Por estos días, viendo algunos de los partidos de la Champions League europea, vuelvo a pensar en la abismal distancia que, en terreno futbolero, nos separa del otro lado del Atlántico. Observación banal, claro, pues los motivos -obvios- resuenan como sirenas de buque: la escalofriante diferencia económica, el glamour de los equipos, la capacidad de los estadios, las multitudinarias aficiones, el costo de los derechos televisivos, las ganancias como marca de cada equipo a través de sus seductoras tiendas, y, en general, la economía global del fútbol, ligada, claro, a la sociología e incluso a la filosofía del modo en que ese deporte está asentado en la psique, la identidad y la cultura de cada país europeo. Una vez fui con un poeta español a un monasterio ortodoxo griego en el Monte Athos. Tras ser presentados, el pope que nos dio la bienvenida con su mitra y sus estolas miró fijamente a mi amigo y le dijo: “Soy del Real Madrid”. Ni pregunté por el Santa Fe o el América de Cali.
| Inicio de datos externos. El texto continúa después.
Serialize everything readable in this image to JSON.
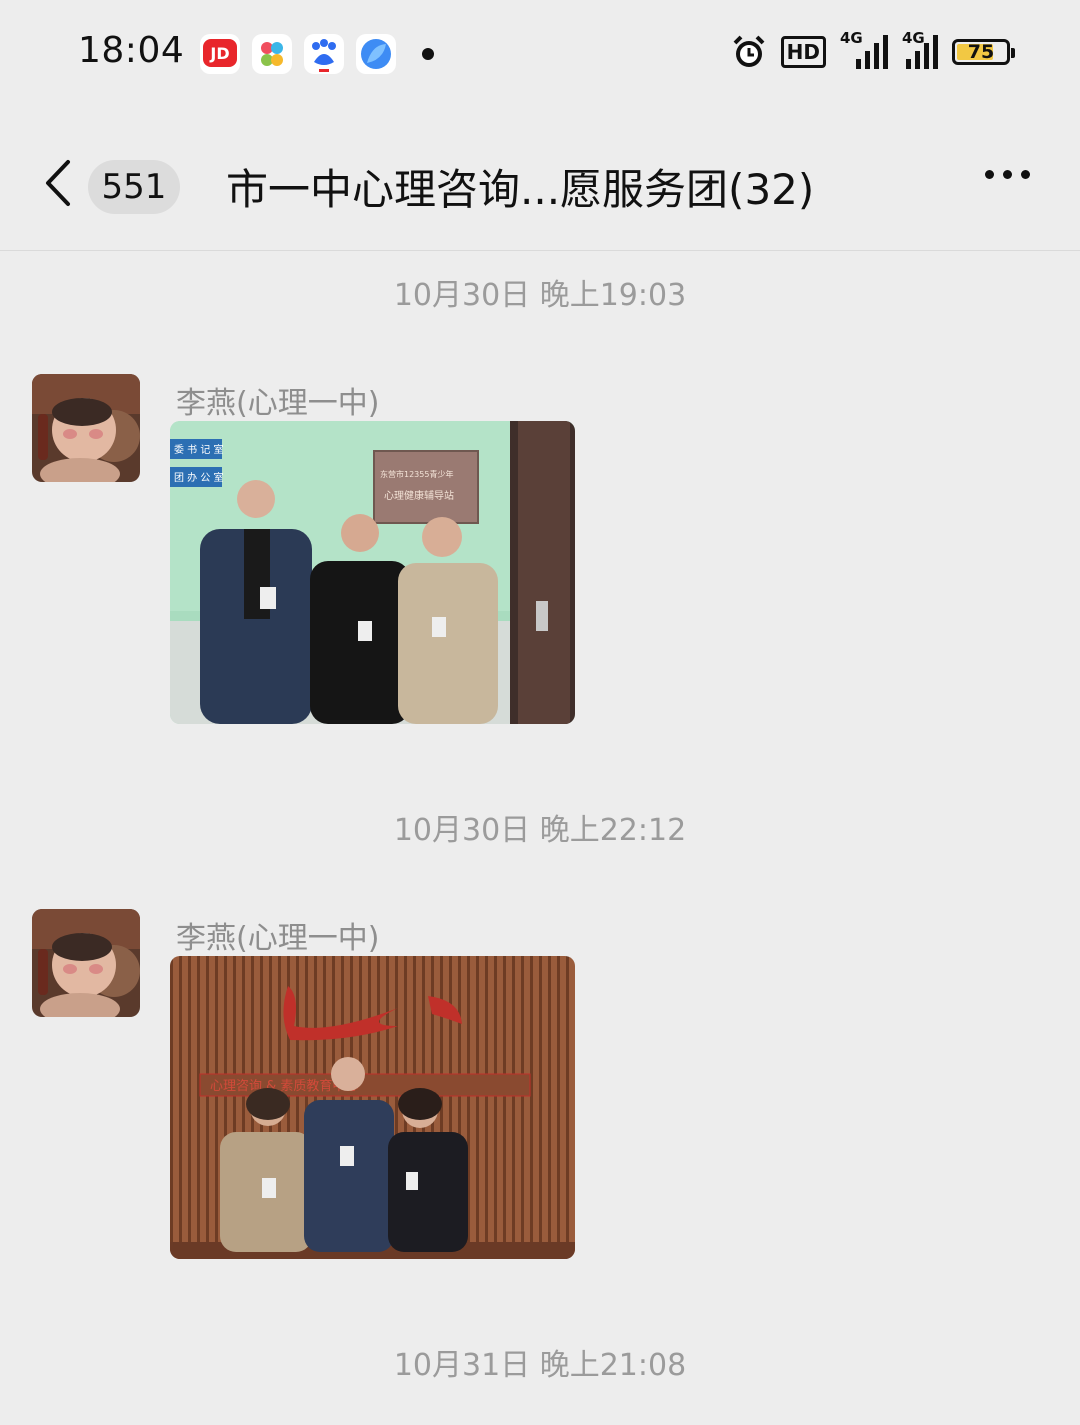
{
  "status_bar": {
    "time": "18:04",
    "app_icons": [
      "jd-1111-icon",
      "flower-app-icon",
      "baidu-icon",
      "blue-leaf-app-icon"
    ],
    "hd_label": "HD",
    "signal_label_1": "4G",
    "signal_label_2": "4G",
    "battery": "75",
    "battery_level": 0.75
  },
  "nav": {
    "unread_count": "551",
    "title": "市一中心理咨询...愿服务团(32)"
  },
  "messages": [
    {
      "timestamp": "10月30日 晚上19:03",
      "sender": "李燕(心理一中)",
      "photo_signs": [
        "委 书 记 室",
        "团 办 公 室",
        "东营市12355青少年",
        "心理健康辅导站"
      ]
    },
    {
      "timestamp": "10月30日 晚上22:12",
      "sender": "李燕(心理一中)",
      "photo_signs": [
        "心理咨询 & 素质教育中心"
      ]
    },
    {
      "timestamp": "10月31日 晚上21:08"
    }
  ],
  "colors": {
    "background": "#ededed",
    "timestamp_text": "#9b9b9b",
    "sender_text": "#8e8e8e",
    "battery_fill": "#f2c843"
  }
}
Dejando de lado todo esto, hay más motivos. ¿Cómo va a ser de calidad nuestro campeonato si los mejores futbolistas no juegan en Colombia? Debemos admitir que, desde el punto de vista humano, el fútbol local se nutre del raspado de la olla, se hace con los jugadores que nadie quiso comprar afuera y, por lo tanto, no les quedó otro remedio que quedarse.
Por eso es de entrada una liga de perdedores que, en tal virtud, parecen reunidos sobre el campo sobre todo para darse empujones y patadas.

Más que un espectáculo deportivo, este fútbol es la evidencia sociológica del desamparo, de la violencia del país, con muchachos heridos al nacer por la pobreza, la falta de educación y oportunidades y en muchos casos también por la orfandad. Raro es el partido donde no haya dos o tres penaltis y en el que al menos un jugador no salga expulsado. De vez en cuando aparecen perlas tipo Cuadrado, Falcao o James, pues, como dice la Biblia, “el espíritu sopla donde quiera”, pero estas joyas son rápidamente exportadas.

Ahora bien, lo que más me ha sorprendido es que, aún en esta resequedad lunar, haya signos de vida. Por ejemplo, un mercado de fichajes. Por increíble que suene, los equipos colombianos compran jugadores argentinos, uruguayos, a veces brasileños. Y yo me pregunto: ¿Qué silenciosa catástrofe supondrá para esos jugadores argentinos, por ejemplo, que se sepa en sus familias o en su barrio que se van a jugar a Colombia? Un fútbol con equipos sin afición. El América, el Cali, el Junior, los de Medellín o Bogotá, vaya y venga. ¿Pero qué es eso de Jaguares o Patriotas?

Y ni hablar de las canchas. Dejando de lado las grandes urbes presuntuosas, este es un fútbol que, prácticamente, se juega en potreros sin pasto, lodazales con tribunas de medio pelo que dan a carreteras secundarias. Siento compasión al ver en los noticieros los análisis, sin proporción alguna entre lo sofisticado de los medios técnicos, con cámaras especiales que detienen la imagen, y la realidad de ese fútbol pobre.

Pero ahora que me aficioné al programa futbolero de Hernán Peláez y Martín de Francisco veo las cosas desde otra perspectiva, e incluso me pareció que el segundo gol del América al Cali, la semana pasada, parecía como del Barça. Comprendí que el entusiasmo de los tendidos salva una mala faena y que, en la pobreza, uno acaba por querer sus viejos ‘zapatos rotos’.